While I was eating dinner tonight “Sentimental Journey” played over the restaurant’s speakers. I’m well aware that I probably heard it more because I was sensitive to hearing it, but I still think it was a gentle reminder that I needed to get my ass in gear and write up these stories.
I love these stories, what happened on our Orient Express trip. Ten days with my mother for her sixtieth anniversary? Obviously, some things I’ll forever treasure. So I want to make sure I get this down before the alleged “Myth of Pam” takes over and mutates the past into stories I’d much rather remember. Before I have an excuse that it’s just too late to write them down.
I’m sure it’s taken longer to write these entries than you were expecting. Me too. Originally it was because I wasn’t sure what I was going to do with this experience. I don’t like to think it was an excuse I was making when I pondered over whether or not there was a larger story in here, like a book or a screenplay. I still think there is one. But maybe I have to get this story out in little spurts, pamie.com style, while I figure out what to do with the lessons I learned in taking my mother on the European vacation that was her life-long dream. Not everybody gets to do this. I still can’t believe we got to do this.
My mom asks periodically if I’ll write these stories up. Mostly I think because she wants me to release my pictures from Flickr so she can send links to friends. But the truth is, I’ve come to look at these stories a little differently than I thought I would. See, once I got home and people asked how the trip went, my answer was almost always the same:
“It was fun. It was good. Well, mostly. We haven’t spoken in three weeks.”
I’m pretty sure I know where it fell apart (Paris), and just how much blame I have in its falling apart (a lot). And I will say that the happy-ending of this is that I think enough time has passed that my mom only thinks of this trip as a fond memory, of a life-long dream come true. But that’s because my mom is good at selective memories. I do not know how to do that.
Much of the problems I had on the trip have to do with the difference in how I perceive myself to be compared to the actual person that I am. I like to think of myself as a patient person. Open-minded. One who rolls with the punches and doesn’t get hung up on the trivial.
After spending ten days with my mother, I can tell you, unequivocally, that I am not that person.
What I am, it seems… and I am not bragging about this in any way… is my father.
Okay, but before I take all the blame on why I turned into my dad on this trip, you need to know the following things about my mom:
1. She once missed her flight sitting at the gate, reading a book.
2. She once missed her flight sitting at the gate, asleep.
3. Despite having FIVE YEARS WARNING that this trip was happening, she did not learn one word of a foreign language, nor did she get herself prepped to walk a few miles a day.
4. This second part of that last fact? I didn’t learn about it until we got to Europe.
5. If there is an opposite of a “foodie,” it is my mother. If you ask me to use words I already know to label that condition, I might offer up “stubborn” or “toddler-esque.” My frustration with this comes from the fact that when I was little she MADE ME try new foods. “If you don’t like it, you don’t have to eat it,” she’d always say. But I had to try it. If I could have told little me that my mom would one day make vomit sounds at the word “guacamole,” I might have saved myself a few miserable nights of being trapped behind a plate of green beans.
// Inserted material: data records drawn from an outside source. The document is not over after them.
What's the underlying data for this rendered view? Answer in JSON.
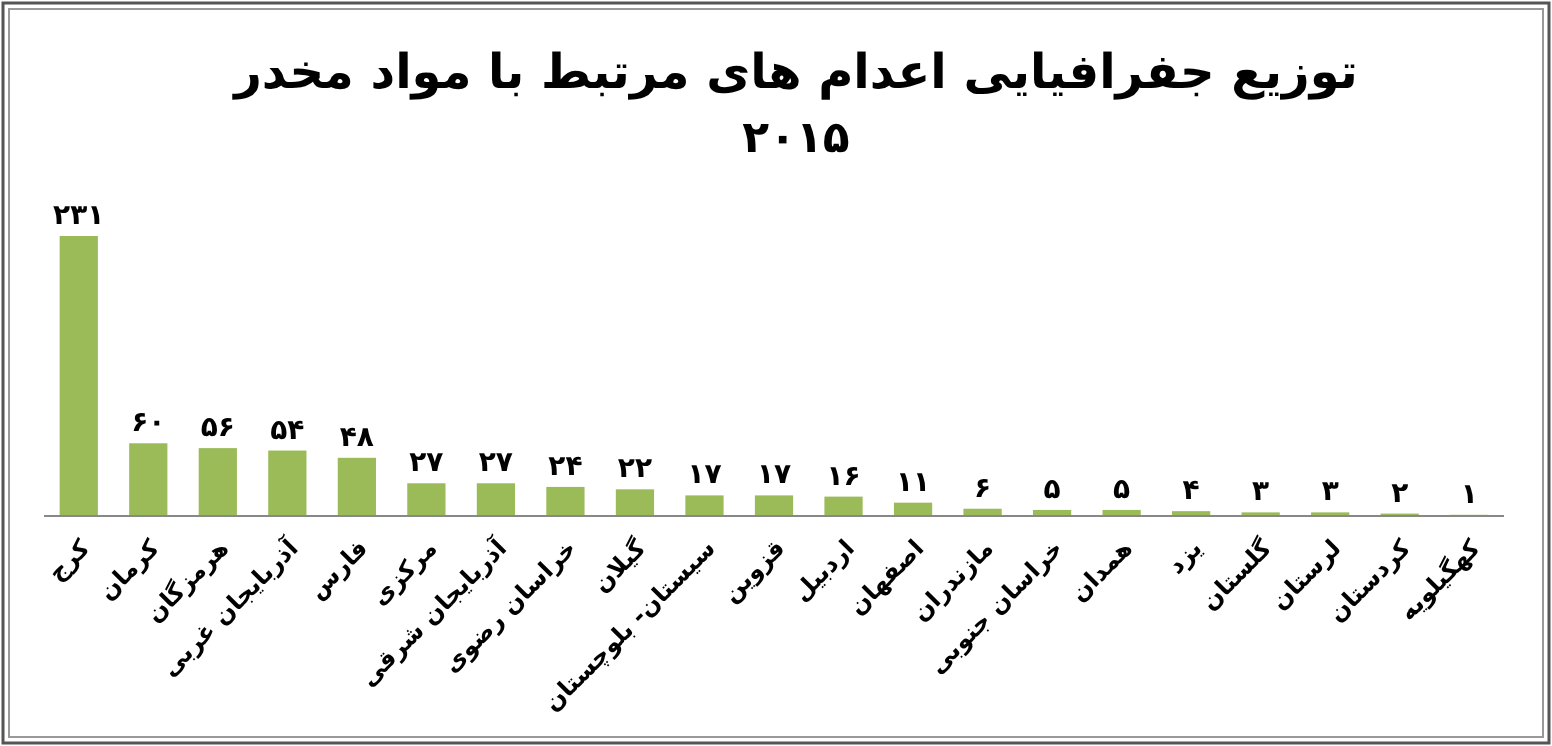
{
  "chart_data": {
    "type": "bar",
    "title": "توزیع جفرافیایی اعدام های مرتبط با مواد مخدر",
    "subtitle": "۲۰۱۵",
    "categories": [
      "کرج",
      "کرمان",
      "هرمزگان",
      "آذربایجان غربی",
      "فارس",
      "مرکزی",
      "آذربایجان شرقی",
      "خراسان رضوی",
      "گیلان",
      "سیستان- بلوچستان",
      "قزوین",
      "اردبیل",
      "اصفهان",
      "مازندران",
      "خراسان جنوبی",
      "همدان",
      "یزد",
      "گلستان",
      "لرستان",
      "کردستان",
      "کهگیلویه"
    ],
    "values": [
      231,
      60,
      56,
      54,
      48,
      27,
      27,
      24,
      22,
      17,
      17,
      16,
      11,
      6,
      5,
      5,
      4,
      3,
      3,
      2,
      1
    ],
    "value_labels": [
      "۲۳۱",
      "۶۰",
      "۵۶",
      "۵۴",
      "۴۸",
      "۲۷",
      "۲۷",
      "۲۴",
      "۲۲",
      "۱۷",
      "۱۷",
      "۱۶",
      "۱۱",
      "۶",
      "۵",
      "۵",
      "۴",
      "۳",
      "۳",
      "۲",
      "۱"
    ],
    "color": "#9bbb59"
  }
}
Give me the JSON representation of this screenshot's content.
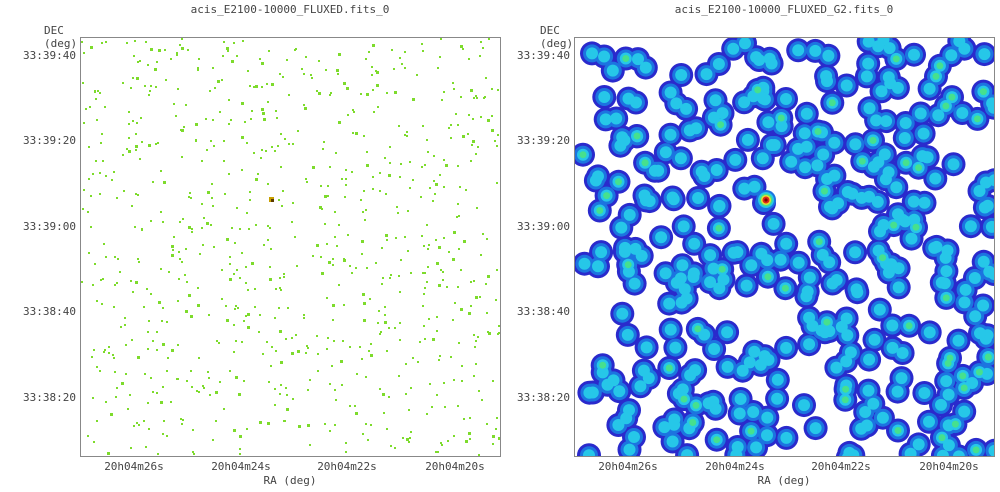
{
  "chart_data": [
    {
      "type": "heatmap",
      "title": "acis_E2100-10000_FLUXED.fits_0",
      "xlabel": "RA (deg)",
      "ylabel": "DEC (deg)",
      "x_ticks": [
        "20h04m26s",
        "20h04m24s",
        "20h04m22s",
        "20h04m20s"
      ],
      "y_ticks": [
        "33:39:40",
        "33:39:20",
        "33:39:00",
        "33:38:40",
        "33:38:20"
      ],
      "colormap": [
        "#ffffff",
        "#7ddb2c",
        "#c8a000",
        "#5a3a00"
      ],
      "style": "sparse pixels",
      "bright_source": {
        "ra": "20h04m23.5s",
        "dec": "33:39:06"
      }
    },
    {
      "type": "heatmap",
      "title": "acis_E2100-10000_FLUXED_G2.fits_0",
      "xlabel": "RA (deg)",
      "ylabel": "DEC (deg)",
      "x_ticks": [
        "20h04m26s",
        "20h04m24s",
        "20h04m22s",
        "20h04m20s"
      ],
      "y_ticks": [
        "33:39:40",
        "33:39:20",
        "33:39:00",
        "33:38:40",
        "33:38:20"
      ],
      "colormap": [
        "#ffffff",
        "#2a2acc",
        "#1c74e0",
        "#26c7e8",
        "#46e08e",
        "#e8e030",
        "#e02a1a"
      ],
      "style": "gaussian smoothed",
      "bright_source": {
        "ra": "20h04m23.5s",
        "dec": "33:39:06"
      }
    }
  ]
}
6. Mom has never been outside the US.
6a. Mom would point out here that she has been to Canada and Mexico.
6ai. “Canada” was an amusement park just outside of Michigan, on a tiny island you took a ferry to that was technically Canadian land, but I don’t think there were actual Canadians on Boblo Island.
6aii. “Mexico” was a three-hour catastrophe where my father thought it would be fun to see Mexico, got all of one mile beyond the Tijuana border and said, “Well… all these signs are in Spanish! How am I supposed to know where I’m going?” He immediately turned the car around and we spent the next three hours crawling through traffic to cross back into California.
6b. So I say they don’t count.
7. Mom doesn’t know how to text. I don’t think her phone actually receives texts.
8. Remember the time we lost my mom while she was up in the air on a plane because she had sent me her arrival information in what turned out to be a blank email? I do.
9. My mother considers two places when she thinks about the word “vacation”: Palm Springs and Las Vegas. If my mom could play video poker in a swimming pool, she would truly do nothing else her entire life. She’d look like Tandoori Lady and be so freaking happy about it.
10. I think I’ve made my point.
I had mom meet me at the Newark airport, giving her a departure time that was a good two hours before it actually was. I flew from LAX to Newark and waited in a restaurant named Oyster, frantically gobbling up the last Internet access I was to have for a while.
That phone Mom’s holding in that above picture I took when she sat down. It’s her phone. You may remember phones like that from the ‘90s. The other interesting fact about the phone is that seconds before that picture was taken, the phone died and she had no way of charging it. Which means there was no way to contact my mom if we were to somehow become separated during our trip.
Which means from that moment, sitting at a table at Oyster before we’d even taken off toward Europe, before we’d even made it to the gate, we had to become literally inseparable.
But, I mean, it’s ten days with your mom. Who’d ever need a little alone time in the middle of that?